15. Voor zover [eiser] het onderhavige verweer doet steunen op de stelling dat, zo er al een tot levering van de vorderingen bestemde akte is opgemaakt, geen (tijdige) mededeling van de inhoud van de akte is gedaan, kan het evenmin doel treffen. De mededeling van de akte als bedoeld in art. 3:94 lid 1 BW aan de debitor-cessus kan in iedere vorm geschieden en pleegt bij executies op de voet van art. 477bb Rv plaats te vinden door betekening van het proces-verbaal aan de debitor-cessus. Vgl. Jansen, a.w., blz. 96, en Broekveldt, a.w. (diss.), blz. 213. Het proces-verbaal is in het onderhavige geval als bijlage bij het schorsingsexploot op 5 juni 2009 aan Forward en Chipshol betekend. Voor zover [eiser] betoogt dat op die datum de bevoegdheid tot het doen van de mededeling was komen te vervallen, aangezien [eiser] vóór 5 juni 2009, namelijk op 2 juni 2009, alsnog zou zijn overgegaan tot betaling van het nog openstaande bedrag aan proceskosten, moet dit betoog falen, reeds omdat Hydra heeft gesteld dat direct na de executoriale verkoop op 27 mei 2009 aan (vertegenwoordigers van) Forward en Chipshol mondeling mededeling is gedaan en Forward en Chipshol dit ieder voor zich bij hun akte uitlating ter rolle van 25 juni 2010 hebben bevestigd. Anders dan [eiser] aanvoert, is aan de in art. 3:94 lid 1 BW gestelde vereisten voor levering derhalve voldaan.

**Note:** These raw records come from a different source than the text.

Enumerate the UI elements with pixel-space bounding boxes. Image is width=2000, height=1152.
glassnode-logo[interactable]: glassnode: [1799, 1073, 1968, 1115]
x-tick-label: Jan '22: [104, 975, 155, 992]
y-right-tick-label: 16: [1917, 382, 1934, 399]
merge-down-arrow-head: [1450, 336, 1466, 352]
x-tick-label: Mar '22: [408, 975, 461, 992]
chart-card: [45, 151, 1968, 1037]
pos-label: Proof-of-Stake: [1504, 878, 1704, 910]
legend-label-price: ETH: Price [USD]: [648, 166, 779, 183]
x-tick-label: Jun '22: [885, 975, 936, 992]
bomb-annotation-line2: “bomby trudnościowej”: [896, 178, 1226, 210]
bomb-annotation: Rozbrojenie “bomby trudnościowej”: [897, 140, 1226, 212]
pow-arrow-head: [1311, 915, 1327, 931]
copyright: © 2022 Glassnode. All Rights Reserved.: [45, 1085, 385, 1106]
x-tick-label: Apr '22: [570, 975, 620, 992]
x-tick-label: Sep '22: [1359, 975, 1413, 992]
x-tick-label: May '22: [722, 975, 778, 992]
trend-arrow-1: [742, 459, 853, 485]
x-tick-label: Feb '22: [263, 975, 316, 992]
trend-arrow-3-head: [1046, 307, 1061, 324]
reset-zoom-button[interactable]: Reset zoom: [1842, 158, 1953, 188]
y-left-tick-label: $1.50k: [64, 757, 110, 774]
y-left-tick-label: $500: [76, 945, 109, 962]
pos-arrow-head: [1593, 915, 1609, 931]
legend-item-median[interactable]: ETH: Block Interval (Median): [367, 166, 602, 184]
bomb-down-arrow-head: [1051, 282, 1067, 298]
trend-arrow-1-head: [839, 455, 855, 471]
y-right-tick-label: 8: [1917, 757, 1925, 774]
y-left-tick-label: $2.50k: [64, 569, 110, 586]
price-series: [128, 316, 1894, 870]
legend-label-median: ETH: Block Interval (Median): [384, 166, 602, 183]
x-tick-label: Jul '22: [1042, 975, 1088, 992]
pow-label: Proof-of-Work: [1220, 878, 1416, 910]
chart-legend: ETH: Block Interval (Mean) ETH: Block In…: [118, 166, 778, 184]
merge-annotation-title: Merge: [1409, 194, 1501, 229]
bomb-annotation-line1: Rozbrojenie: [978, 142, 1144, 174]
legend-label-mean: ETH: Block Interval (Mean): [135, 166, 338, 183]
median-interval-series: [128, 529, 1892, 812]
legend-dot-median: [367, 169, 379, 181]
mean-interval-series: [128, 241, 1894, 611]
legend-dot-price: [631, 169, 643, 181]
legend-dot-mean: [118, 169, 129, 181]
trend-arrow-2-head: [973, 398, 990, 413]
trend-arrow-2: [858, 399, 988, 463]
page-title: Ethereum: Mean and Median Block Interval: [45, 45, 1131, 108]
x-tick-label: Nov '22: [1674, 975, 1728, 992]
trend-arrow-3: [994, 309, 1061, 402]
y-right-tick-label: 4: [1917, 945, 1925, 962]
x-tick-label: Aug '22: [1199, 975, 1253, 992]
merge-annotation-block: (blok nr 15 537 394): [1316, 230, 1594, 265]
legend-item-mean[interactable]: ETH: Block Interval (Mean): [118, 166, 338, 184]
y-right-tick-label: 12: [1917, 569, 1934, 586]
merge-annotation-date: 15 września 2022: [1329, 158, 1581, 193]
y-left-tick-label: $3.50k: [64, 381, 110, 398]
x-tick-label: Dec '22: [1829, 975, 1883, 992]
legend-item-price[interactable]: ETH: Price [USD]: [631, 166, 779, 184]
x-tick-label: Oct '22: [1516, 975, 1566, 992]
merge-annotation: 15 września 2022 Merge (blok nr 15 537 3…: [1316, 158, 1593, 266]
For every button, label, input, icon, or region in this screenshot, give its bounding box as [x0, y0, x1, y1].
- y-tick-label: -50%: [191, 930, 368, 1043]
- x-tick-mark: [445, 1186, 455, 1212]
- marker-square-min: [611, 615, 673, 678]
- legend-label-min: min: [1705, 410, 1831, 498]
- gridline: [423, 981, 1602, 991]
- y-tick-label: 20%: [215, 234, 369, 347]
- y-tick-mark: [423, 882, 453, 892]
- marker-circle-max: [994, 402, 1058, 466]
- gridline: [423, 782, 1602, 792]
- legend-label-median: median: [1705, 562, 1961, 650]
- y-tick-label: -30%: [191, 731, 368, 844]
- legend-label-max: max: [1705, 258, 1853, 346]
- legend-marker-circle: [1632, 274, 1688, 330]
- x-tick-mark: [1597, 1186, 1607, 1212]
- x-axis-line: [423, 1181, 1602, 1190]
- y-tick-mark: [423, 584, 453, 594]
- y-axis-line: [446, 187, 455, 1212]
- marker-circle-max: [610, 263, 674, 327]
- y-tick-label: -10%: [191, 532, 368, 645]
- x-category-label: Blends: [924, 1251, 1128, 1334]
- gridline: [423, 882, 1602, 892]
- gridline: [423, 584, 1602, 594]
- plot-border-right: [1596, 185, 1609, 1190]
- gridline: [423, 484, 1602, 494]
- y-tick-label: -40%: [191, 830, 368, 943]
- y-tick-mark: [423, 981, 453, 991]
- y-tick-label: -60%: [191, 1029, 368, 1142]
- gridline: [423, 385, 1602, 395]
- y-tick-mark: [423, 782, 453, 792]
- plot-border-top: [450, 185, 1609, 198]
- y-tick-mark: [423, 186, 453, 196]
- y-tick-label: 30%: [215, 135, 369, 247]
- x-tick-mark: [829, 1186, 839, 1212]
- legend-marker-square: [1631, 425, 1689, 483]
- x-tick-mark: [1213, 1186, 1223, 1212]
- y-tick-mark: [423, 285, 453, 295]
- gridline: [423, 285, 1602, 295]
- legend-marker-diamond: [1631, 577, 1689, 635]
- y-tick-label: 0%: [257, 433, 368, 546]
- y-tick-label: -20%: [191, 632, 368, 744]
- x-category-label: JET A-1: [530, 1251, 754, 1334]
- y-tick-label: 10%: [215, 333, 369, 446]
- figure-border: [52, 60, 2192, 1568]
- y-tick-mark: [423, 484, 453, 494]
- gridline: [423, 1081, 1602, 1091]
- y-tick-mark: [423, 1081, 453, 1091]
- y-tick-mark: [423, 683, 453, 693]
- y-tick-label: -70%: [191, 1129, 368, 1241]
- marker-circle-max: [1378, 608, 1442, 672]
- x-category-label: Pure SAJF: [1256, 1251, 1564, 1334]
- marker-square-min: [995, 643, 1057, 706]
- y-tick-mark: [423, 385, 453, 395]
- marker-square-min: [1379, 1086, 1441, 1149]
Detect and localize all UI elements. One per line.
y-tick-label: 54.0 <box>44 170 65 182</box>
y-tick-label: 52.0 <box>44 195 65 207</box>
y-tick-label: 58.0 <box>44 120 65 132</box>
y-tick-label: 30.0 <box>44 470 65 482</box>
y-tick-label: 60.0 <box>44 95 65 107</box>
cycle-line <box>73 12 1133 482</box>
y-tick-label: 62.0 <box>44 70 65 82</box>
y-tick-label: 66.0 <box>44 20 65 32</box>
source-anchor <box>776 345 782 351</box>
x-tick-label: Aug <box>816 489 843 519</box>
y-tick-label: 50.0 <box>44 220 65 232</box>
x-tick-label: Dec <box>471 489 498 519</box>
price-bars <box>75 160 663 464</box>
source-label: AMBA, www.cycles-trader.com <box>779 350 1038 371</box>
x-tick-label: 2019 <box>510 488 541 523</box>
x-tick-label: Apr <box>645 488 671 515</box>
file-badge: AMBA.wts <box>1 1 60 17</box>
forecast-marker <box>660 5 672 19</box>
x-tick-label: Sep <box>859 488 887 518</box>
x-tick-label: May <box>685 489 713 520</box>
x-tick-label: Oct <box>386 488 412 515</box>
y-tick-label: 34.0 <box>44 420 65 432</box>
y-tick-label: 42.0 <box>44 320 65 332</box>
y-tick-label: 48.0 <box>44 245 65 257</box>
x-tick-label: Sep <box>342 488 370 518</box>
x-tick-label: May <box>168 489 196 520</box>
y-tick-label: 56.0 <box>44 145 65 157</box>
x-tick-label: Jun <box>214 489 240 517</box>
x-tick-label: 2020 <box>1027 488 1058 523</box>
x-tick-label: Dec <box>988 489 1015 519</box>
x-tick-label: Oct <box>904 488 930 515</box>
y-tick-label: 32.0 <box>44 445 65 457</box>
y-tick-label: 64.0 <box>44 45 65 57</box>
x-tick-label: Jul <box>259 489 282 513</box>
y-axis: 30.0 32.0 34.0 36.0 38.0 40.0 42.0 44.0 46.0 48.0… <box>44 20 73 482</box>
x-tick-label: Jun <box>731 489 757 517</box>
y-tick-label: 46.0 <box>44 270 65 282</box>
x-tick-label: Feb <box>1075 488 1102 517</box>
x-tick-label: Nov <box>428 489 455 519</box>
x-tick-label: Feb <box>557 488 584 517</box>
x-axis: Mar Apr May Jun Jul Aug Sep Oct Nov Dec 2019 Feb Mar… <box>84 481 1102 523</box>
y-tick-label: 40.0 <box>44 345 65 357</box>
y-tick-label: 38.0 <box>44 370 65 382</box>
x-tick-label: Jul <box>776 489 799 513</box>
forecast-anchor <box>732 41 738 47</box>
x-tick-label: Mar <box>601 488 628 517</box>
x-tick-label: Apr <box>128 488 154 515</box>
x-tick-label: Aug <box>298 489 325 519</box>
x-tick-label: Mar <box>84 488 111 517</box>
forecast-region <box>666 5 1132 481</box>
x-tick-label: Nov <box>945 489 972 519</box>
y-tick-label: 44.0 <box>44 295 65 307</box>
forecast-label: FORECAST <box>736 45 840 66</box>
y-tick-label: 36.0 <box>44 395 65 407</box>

16. Op grond van het vorenstaande moet worden aangenomen dat sprake is van de in art. 225 lid 1 onder c Rv bedoelde grond voor schorsing van het geding en dat de schorsing ingevolge art. 225 lid 2 Rv (in elk geval) met ingang van 16 oktober 2009 plaatsvindt.
De conclusie strekt ertoe dat de Hoge Raad zal verstaan dat het geding met ingang van 16 oktober 2009 is geschorst.